Tubing and swimming change the chemistry and microbiome of streams

With Labor Day approaching, many people are preparing to go tubing and swimming at local streams and rivers. These delightful summertime activities seem innocuous, but do they have an impact on these waterways? Today, scientists report preliminary results from the first holistic study of this question, which shows that recreation can alter the chemical and microbial fingerprint of streams, but the environmental and health ramifications are not yet known.

The researchers will present their results at the fall meeting of the American Chemical Society (ACS). The project stemmed from a conversation between Carsten Prasse, Ph.D., and James Ranville, Ph.D., about the impact of human activities on surface waters. “There’s a lot of talk about things like wastewater getting into surface waters,” Prasse says, “but one aspect that hasn’t really been thought about is people swimming in surface water — especially in relation to climate change and hotter summers, as water levels drop.”

So, the researchers teamed up to explore the effect of summer fun on freshwater streams. Ranville, who is at Colorado School of Mines, proposed nearby Clear Creek for the study. His group would examine inorganic contaminants, including metals and nanoparticles. Prasse’s team at Johns Hopkins University would evaluate organic contaminants, such as pharmaceuticals. Ranville also enlisted the help of John Spear, Ph.D., at Colorado School of Mines to investigate the microbiome of the stream.

In 2022, the Colorado researchers collected water samples during the busy Labor Day weekend and on a quieter weekday afterward. On many weekends, as many as 500 people per hour use the stream for tubing and swimming at that part of Clear Creek. An undisturbed location upstream was sampled for comparison. The samples were then tested with state-of-the-art analytical approaches, including inductively coupled plasma-mass spectrometry and liquid chromatography-high resolution mass spectrometry. The main goal was to look for changes in chemicals that could be detected in the water.

“We used software and high-level instrumental analysis to piece together a story of what people were doing to the stream,” says Noor Hamdan, a graduate student in Prasse’s lab who will present the work at the meeting. “We found a lot of human metabolites, a lot of pharmaceuticals, some illicit drugs and some sunscreens — really a whole slew of compounds that humans are associated with,” says Hamdan. Those compounds presumably washed off people’s skin or were released in sweat or urine, among other possible sources.

Preliminary results from Prasse’s lab suggested the presence of cocaine, lidocaine (a topical anesthetic), fexofenadine (an antihistamine), lamotrigine (a treatment for seizures and bipolar disorder) and gabapentin (a medication for seizures and nerve pain), as well as polyethylene glycol (used in medications and numerous other applications) and phthalates (plasticizers). Organic sunscreens and UV filters were also detected.

Carmen Villarruel, a grad student in Ranville’s lab, found that human recreation stirred up sediments in the creek, thereby raising the water’s concentration of metals, such as copper, lead, zinc, aluminum and iron. “Much of the metal was in particulate form, which has implications for wildlife,” Villarruel says. For example, these sediments could clog the gills of fish, making it harder for them to absorb oxygen from the water. In addition to the metal particulates, the team found some dissolved metals in the water, which could affect reproduction, species diversity and the health of aquatic species, Ranville notes.

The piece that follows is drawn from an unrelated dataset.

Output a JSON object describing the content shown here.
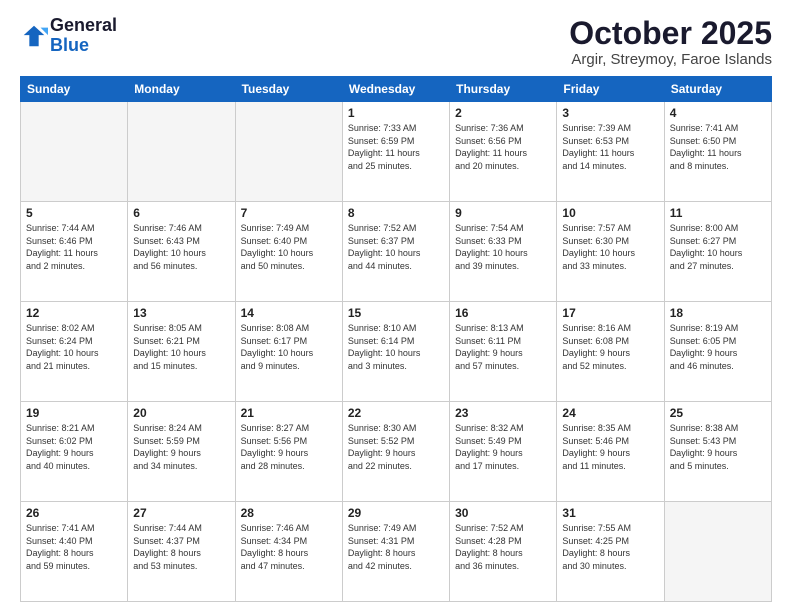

Tubing and swimming also altered the creek’s microbial profile, increasing the abundance of microorganisms commonly associated with human waste. Spear says that could impact species that live in the river, such as fish, as well as microorganisms that occur naturally in the water and are key components of the ecosystem.

The team used Environmental Protection Agency software to run a risk assessment on the compounds in the river. They found that most of the compounds aren’t particularly prone to bioaccumulate, Hamdan says. But the researchers also emphasize that there are no data available on long-term toxicity or persistence in the environment, and there are insufficient data to evaluate exposure risks for a lot of the compounds.

“So that’s an important finding from this project,” Hamdan says. “We now know that these compounds are in the river. But we don’t know their concentrations or how they impact the fish or other species in the environment.” In future research on this project, the team plans to collect more samples to track trends over time.

In the meantime, Prasse has some useful advice for people who want to have fun in the water. “Don’t pee in rivers,” he says half-jokingly. “When you urinate into a toilet, the water goes to a wastewater treatment plant before it is discharged into a river. But if you urinate into a river, all those chemicals go directly into the water. We know that things like pharmaceuticals can impact aquatic species, such as fish, even at very low concentrations.” He also recommends using mineral sunscreens, such as zinc oxide, instead of sunscreens that contain UV filters, which can be toxic to aquatic organisms.

The researchers acknowledge support and funding from Johns Hopkins University and the National Science Foundation.